Under the Dunham classification (Dunham, 1962) system of limestones, a grainstone is defined as a grain-supported carbonate rock that contains less than 1% mud-grade material. This definition has recently been clarified as a carbonate-dominated rock that does not contain any carbonate mud and where less than 10% of the components are larger than 2 mm. The spaces between grains may be empty (pores) or filled by cement.

The identification of grainstone 
The presence of any primary carbonate mud precludes a classification of grainstone. A study of the use of carbonate classification systems by Lokier and Al Junaibi (2016) highlighted that the most common source of confusion in the classification of grainstone was to misidentify fine-grained internal micrite, generated by in-situ processes, as clay–silt grade sediment - thus resulting in the misidentification of grainstone as packstone. Failure to correctly determine the size and abundance of component grains >2 mm was also a source of error.
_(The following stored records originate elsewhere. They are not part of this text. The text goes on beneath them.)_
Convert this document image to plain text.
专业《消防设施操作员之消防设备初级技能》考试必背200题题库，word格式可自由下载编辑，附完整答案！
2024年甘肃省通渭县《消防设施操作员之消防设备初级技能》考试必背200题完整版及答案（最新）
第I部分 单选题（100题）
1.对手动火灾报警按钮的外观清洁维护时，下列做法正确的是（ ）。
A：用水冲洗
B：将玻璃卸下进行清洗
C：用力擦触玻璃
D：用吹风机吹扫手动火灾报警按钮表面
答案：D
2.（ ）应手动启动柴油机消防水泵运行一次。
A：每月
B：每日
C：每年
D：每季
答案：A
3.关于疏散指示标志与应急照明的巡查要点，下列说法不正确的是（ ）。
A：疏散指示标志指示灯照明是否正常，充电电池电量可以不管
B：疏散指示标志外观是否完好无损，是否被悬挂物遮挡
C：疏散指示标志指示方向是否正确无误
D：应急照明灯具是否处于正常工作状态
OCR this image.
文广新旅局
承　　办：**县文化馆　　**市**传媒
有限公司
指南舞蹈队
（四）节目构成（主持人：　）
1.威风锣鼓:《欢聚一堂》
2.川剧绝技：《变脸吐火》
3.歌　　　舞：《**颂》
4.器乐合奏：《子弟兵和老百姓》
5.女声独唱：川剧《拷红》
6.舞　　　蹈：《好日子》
Dunham's original definition of grainstone stated that it must contain less than 1% mud to fine-silt grade (<20 μm) sediment. Embry & Klovan (1971) and Wright (1992) reduced the permitted amount of carbonate mud in a grainstone to zero. Given that grainstone facies are interpreted to have been deposited under high-energy conditions, it is sensible to preclude the presence of primary carbonate mud from this classification.